Installing & Configuring RabbitMQ

  1. Generate certificates for each server node using this guide and upload them to the instances.
  2. Generate or use an existing certificate for the management UI and upload it to the instances.
  3. Download Erlang and RabbitMQ RPMs.
  4. Install Erlang RPM by executing sudo rpm -i /tmp/erlang-24.2.1-1.el8.x86_64.rpm
  5. Install RabbitMQ RPM by executing sudo rpm -i /tmp/rabbitmq-server-3.9.13-1.el8.noarch.rpm
  6. Go to /etc/rabbitmq/ & create rabbitmq.conf with the following content:

     listeners.tcp = none
     listeners.ssl.default = 5671
     ssl_options.cacertfile = /path/to/ca_certificate.pem
     ssl_options.certfile   = /path/to/server_certificate.pem
     ssl_options.keyfile    = /path/to/server_key.pem
     ssl_options.verify     = verify_peer
     ssl_options.fail_if_no_peer_cert = true
    
     default_user = admin
     default_pass = 768a852ed69ce916fa7faa278c962de3e4275e5f
    
     management.ssl.port       = 9443
     management.ssl.cacertfile = /path/to/ca_certificate.pem
     management.ssl.certfile   = /path/to/server_certificate.pem
     management.ssl.keyfile    = /path/to/server_key.pem
     management.ssl.versions.1 = tlsv1.2
     management.ssl.password   = MySecretPassword
    

    Change the paths to the certificates as appropriate. Make sure the certificate files are accessible to the rabbitmq user.
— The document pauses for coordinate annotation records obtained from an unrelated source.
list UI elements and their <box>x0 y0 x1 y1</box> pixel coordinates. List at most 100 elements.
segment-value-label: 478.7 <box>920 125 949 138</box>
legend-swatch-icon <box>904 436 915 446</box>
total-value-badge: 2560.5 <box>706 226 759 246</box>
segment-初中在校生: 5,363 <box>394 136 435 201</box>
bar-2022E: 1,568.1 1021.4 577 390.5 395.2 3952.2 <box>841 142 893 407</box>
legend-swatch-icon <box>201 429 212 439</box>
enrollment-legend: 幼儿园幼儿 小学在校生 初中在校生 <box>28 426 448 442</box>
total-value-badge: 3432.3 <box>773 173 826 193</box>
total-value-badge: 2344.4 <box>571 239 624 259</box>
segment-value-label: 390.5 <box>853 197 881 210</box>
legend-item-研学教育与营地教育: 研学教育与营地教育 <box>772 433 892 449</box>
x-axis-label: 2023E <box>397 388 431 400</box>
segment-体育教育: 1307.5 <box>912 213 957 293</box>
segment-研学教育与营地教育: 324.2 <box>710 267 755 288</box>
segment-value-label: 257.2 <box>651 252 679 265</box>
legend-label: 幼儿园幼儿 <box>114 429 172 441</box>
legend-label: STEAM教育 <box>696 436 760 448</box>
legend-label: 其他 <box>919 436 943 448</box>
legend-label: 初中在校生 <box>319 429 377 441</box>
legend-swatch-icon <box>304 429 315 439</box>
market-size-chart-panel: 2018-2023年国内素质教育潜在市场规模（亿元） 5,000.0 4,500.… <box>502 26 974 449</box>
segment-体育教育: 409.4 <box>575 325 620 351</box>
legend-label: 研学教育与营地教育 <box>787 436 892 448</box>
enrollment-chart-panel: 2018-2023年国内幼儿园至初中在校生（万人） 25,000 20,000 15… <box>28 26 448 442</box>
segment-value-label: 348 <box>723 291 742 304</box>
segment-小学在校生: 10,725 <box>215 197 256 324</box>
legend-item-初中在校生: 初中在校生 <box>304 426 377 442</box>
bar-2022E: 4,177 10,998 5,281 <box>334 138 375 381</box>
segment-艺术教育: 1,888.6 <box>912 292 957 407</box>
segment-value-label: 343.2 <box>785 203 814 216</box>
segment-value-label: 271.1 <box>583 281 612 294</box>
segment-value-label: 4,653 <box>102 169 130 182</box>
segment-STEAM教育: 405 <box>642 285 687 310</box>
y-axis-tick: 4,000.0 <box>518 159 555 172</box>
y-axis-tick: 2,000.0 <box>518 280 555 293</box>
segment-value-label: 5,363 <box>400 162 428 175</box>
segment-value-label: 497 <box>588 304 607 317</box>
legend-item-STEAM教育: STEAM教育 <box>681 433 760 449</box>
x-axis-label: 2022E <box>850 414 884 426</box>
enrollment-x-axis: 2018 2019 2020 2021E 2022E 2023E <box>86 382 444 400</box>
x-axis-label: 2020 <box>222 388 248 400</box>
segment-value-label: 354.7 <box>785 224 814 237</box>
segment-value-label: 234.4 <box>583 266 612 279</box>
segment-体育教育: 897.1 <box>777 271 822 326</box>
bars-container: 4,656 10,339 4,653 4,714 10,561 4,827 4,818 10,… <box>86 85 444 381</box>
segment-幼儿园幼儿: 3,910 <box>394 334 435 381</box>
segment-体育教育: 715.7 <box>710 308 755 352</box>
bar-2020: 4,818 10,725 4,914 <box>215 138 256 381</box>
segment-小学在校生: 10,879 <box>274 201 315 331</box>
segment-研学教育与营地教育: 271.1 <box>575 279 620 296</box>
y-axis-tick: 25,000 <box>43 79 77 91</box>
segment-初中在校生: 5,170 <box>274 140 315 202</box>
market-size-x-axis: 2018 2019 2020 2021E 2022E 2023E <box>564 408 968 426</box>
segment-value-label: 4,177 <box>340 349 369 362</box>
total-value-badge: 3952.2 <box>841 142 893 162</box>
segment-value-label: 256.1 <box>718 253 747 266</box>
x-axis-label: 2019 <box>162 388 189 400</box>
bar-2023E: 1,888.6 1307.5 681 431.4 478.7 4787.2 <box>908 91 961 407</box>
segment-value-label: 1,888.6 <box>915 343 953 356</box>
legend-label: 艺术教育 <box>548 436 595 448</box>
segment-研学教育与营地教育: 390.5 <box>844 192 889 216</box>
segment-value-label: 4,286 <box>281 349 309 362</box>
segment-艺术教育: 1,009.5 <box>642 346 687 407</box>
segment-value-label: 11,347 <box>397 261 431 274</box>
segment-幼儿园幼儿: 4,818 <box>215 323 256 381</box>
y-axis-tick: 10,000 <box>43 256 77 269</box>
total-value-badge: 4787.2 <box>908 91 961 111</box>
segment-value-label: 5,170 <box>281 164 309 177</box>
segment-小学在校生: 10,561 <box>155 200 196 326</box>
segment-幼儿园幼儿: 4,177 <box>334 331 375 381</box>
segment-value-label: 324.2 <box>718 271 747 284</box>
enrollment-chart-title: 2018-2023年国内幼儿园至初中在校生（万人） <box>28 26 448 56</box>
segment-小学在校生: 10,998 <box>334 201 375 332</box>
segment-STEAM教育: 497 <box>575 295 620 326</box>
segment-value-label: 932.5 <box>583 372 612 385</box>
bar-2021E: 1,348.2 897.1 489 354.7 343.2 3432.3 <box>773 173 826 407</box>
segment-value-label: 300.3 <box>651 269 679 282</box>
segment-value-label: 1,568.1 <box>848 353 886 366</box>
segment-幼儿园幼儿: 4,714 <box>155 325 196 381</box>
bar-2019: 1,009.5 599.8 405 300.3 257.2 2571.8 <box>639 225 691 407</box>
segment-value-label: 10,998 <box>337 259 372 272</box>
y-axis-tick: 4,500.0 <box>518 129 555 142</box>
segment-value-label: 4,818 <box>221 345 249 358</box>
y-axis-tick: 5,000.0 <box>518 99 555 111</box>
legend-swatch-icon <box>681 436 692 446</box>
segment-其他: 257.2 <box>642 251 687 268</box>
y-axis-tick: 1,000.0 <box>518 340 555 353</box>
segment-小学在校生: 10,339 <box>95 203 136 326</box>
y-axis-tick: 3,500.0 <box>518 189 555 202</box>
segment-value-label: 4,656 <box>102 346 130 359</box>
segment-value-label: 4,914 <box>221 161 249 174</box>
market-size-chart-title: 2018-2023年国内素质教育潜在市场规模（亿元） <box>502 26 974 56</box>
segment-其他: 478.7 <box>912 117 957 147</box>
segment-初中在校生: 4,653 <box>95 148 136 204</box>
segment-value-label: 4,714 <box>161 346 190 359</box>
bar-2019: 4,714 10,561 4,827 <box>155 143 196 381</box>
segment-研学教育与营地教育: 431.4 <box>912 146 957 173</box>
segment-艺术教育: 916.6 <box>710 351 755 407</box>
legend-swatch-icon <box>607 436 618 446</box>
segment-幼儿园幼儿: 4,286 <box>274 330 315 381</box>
  7. Create rabbitmq-env.conf with the following content:
     RABBITMQ_MNESIA_DIR=/mnt/rabbitmq/MNESIA
    
  8. Make sure rabbitmq user has ownership over these files by executing sudo chown -R rabbitmq:rabbitmq /etc/rabbitmq/

  9. Execute the following commands:
    • mkdir /mnt/rabbitmq/MNESIA to create the directory which will hold RabbitMQ Data.
    • sudo chown -R rabbitmq:rabbitmq /mnt/rabbitmq to make sure rabbitmq user has ownership over the directory.
  10. Start RabbitMQ Service by executing:
    chkconfig rabbitmq-server on
    sudo systemctl start rabbitmq-server
    
  11. In all of instances, run this command to enable management UI:
    rabbitmq-plugins enable rabbitmq_management
    
  12. RabbitMQ uses an erlang cookie to authenticate between cluster nodes. This cookie is generated in /var/lib/rabbitmq/.erlang.cookie after the broker launch. To make sure instances are able to communicate with each other, the cookie must be the same accross all instances. After you start the first instance:
    • Copy RabbitMQ ErLang Cookie from the file /var/lib/rabbitmq/.erlang.cookie.
    • In the other two instances, create the file by executing sudo vi /var/lib/rabbitmq/.erlang.cookie and pasting the cookie value.
    • Execute sudo chown rabbitmq:rabbitmq .erlang.cookie to make rabbitmq the owner.
    • Execute sudo chmod 400 .erlang.cookie to limit the permissions to this file.
  13. To make the servers join the cluster, in RabbitMQ server 2 execute:
    rabbitmqctl stop_app
    rabbitmqctl reset
    rabbitmqctl join_cluster rabbit@rabbitmq-1
    rabbitmqctl start_app
    
  14. Repeat in RabbitMQ server 3.
  15. Execute rabbitmqctl cluster_status in all three instances, you should get similar output as the below:

    Cluster status

  16. Go to the management UI using https://server-1-ip:9443 and login using the admin user credentials, you can now see the nodes:

    Node status in Management UI

RabbitMQ Configuration Explanation

In rabbitmq.conf:

  • listeners.tcp = none disables all non TLS connections from clients.
  • ssl_options.verify enables peer verification for clients connections.
  • ssl_options.fail_if_no_peer_cert tells RabbitMQ to reject connections if peer certificate was not verified.
  • default_user and default_pass change the default user from guest to admin and assign a new password.
  • management.ssl.port tells the management UI to use TLS on port 9443.

In rabbitmq-env.conf:

  • RABBITMQ_MNESIA_DIR changes the default data directory to use the block volume.

Conclusion

With this, we finished the installation and configuration of our cluster. It is worth mentioning that you may need to add or modify some configurations before making your cluster production-ready. Consult RabbitMQ documentation before doing so. You can also automate this entire process by writing Terraform and Ansible scripts to make your life easier.